I’ve got a question about how effective the binary deltas are, when very large files are included in an image.

We’ve had great results when using the delta updates for small files, but we’ve recently experimented with larger files (like really large - 90MB and up), and no matter how small the changs is, the delta always seems to be the exact size of the large file that’s been changed.

We’ve tried using xdelta3 on the large file, and the delta it generates is really small - like less than a KB. Is there anything that might be causing large files to be ignored by the binary delta?

Thanks!


#2

Hello Corin, that sounds weird. What sort of changes did you try? Changing the file contents? Renaming the file or changing extended attributes? Is it possible to share with me a way to reproduce?

Our deltas are currently based on rsync, so I ran rsync over two ~120MB files that I modified with a binary editor in a few ways:

  • Insert a few bytes at random towards the beginning of the file
  • The same, but towards the end of the file
  • Appending the whole file contents to the end, essentially duplicating one of the files

At all times rsync came up with tiny deltas, at most in the order of a few KB. rsync works in chunks, so you’ll always get slightly more that absolute binary changes, but still it should never be the whole file contents or even a significant portion if the files do not significantly differ.


#3

Hi There,

The file is a docker image, which has been exported with docker save.

To recreate this:

  1. Take a docker image, export it:
    docker save IMAGE > docker_image.tar

  2. Compress it:
    gzip docker_image.tar (in my case, the file is about 82MB)

  3. Upload it to:
    http://some-web-server/docker_image.tar.gz

  4. Include it in a resin Docker file:
    RUN curl http://some-web-server/docker_image.tar.gz > /docker_image.tar.gz

  5. Push the project - obviously, the delta will be the new tar.gz file.

  6. Make a small change to the original docker image (e.g. change a text config in the image), and rebuild the image. Then repeat the steps above. In my case, the delta generated was as so:

[Info] Pulling old image for delta generation
[==================================================>] 100%
[Success] Cached image pulled in a few milliseconds
[Info] Generating delta for faster device updates
[Success] Delta generated in 21 seconds; size: 80.97 MB

As I mentioned, when I tried it with xdelta3, on the same two files, the delta was less than 1 KB.

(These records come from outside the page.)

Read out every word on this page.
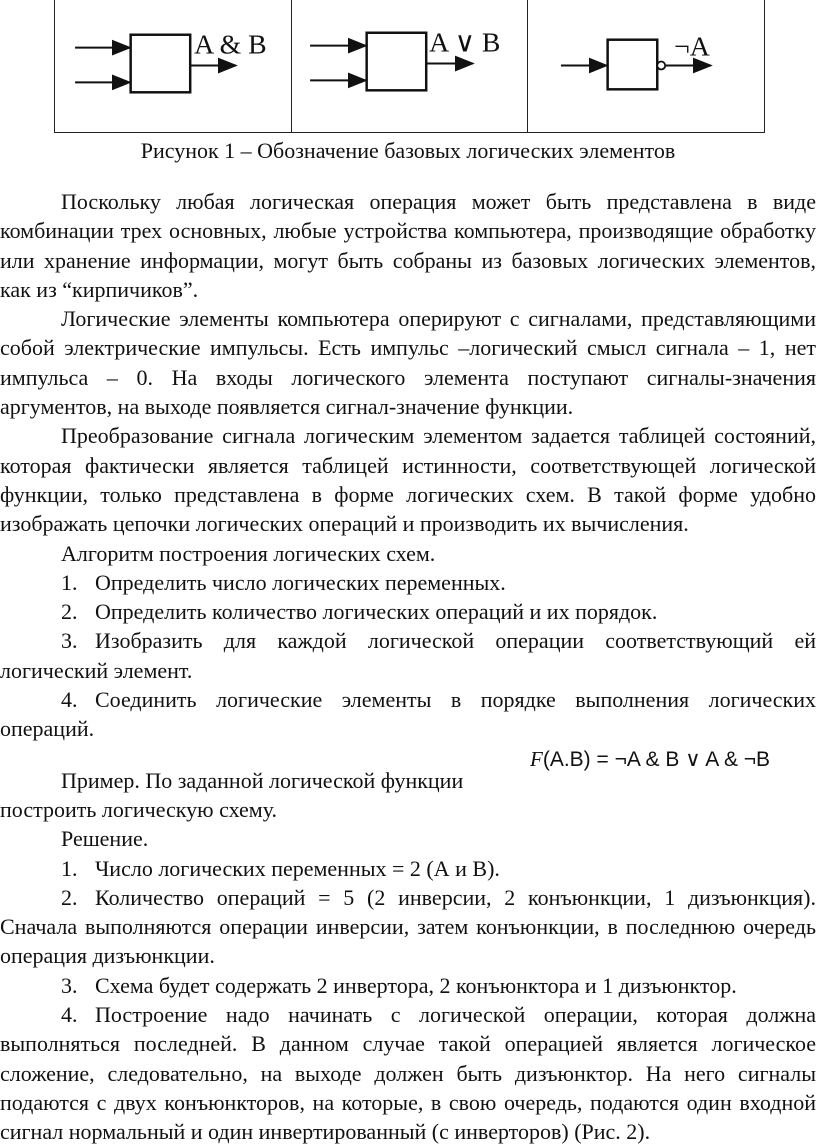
A & B	A ∨ B	¬A
Рисунок 1 – Обозначение базовых логических элементов

Поскольку любая логическая операция может быть представлена в виде комбинации трех основных, любые устройства компьютера, производящие обработку или хранение информации, могут быть собраны из базовых логических элементов, как из “кирпичиков”.

Логические элементы компьютера оперируют с сигналами, представляющими собой электрические импульсы. Есть импульс –логический смысл сигнала – 1, нет импульса – 0. На входы логического элемента поступают сигналы-значения аргументов, на выходе появляется сигнал-значение функции.

Преобразование сигнала логическим элементом задается таблицей состояний, которая фактически является таблицей истинности, соответствующей логической функции, только представлена в форме логических схем. В такой форме удобно изображать цепочки логических операций и производить их вычисления.

Алгоритм построения логических схем.

1. Определить число логических переменных.

2. Определить количество логических операций и их порядок.

3. Изобразить для каждой логической операции соответствующий ей логический элемент.

4. Соединить логические элементы в порядке выполнения логических операций.

Пример. По заданной логической функции

построить логическую схему.

Решение.

1. Число логических переменных = 2 (А и В).

2. Количество операций = 5 (2 инверсии, 2 конъюнкции, 1 дизъюнкция). Сначала выполняются операции инверсии, затем конъюнкции, в последнюю очередь операция дизъюнкции.

3. Схема будет содержать 2 инвертора, 2 конъюнктора и 1 дизъюнктор.

4. Построение надо начинать с логической операции, которая должна выполняться последней. В данном случае такой операцией является логическое сложение, следовательно, на выходе должен быть дизъюнктор. На него сигналы подаются с двух конъюнкторов, на которые, в свою очередь, подаются один входной сигнал нормальный и один инвертированный (с инверторов) (Рис. 2).

F(A.B) = ¬A & B ∨ A & ¬B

As an aside: I’m doing it this way with large file, rather than pushing them via git, as I have the feeling that every time I push these kind of monster files into git, a unicorn loses its horn. For example, I did it yesterday straight into git, and 2 minutes later there was a builder outage. Coincidence? :wink:


#4

Ok, so I plucked up courage and pushed the file into git… And the delta is pretty small - around 700kb (which is what you’d expect, given the other overhead in the generated resin docker image).

The question is, I have around 1.5GB that I want to be pushing in there - is that going to break your build server? :confounded:: :cold_sweat:


#5

@cmoss glad you’ve got it working!

Pushing an 1.5GB repo definitely won’t be a problem for our service and I think what you observed earlier was really just coincidence. It can be slightly inconvenient though because unless the build eventually succeeds, git won’t accept the push and roll the master branch forward so you’d have to re-upload on next push (git might be smarter than this, but that’s my feeling.)

BTW, I didn’t get a chance to try the steps you outlined but it does look to me more like an issue with the delta being given resin/scratch (i.e. “null”) as the source image due to some bug, than a bug in delta. Will investigate in the coming days, thank you very much for this.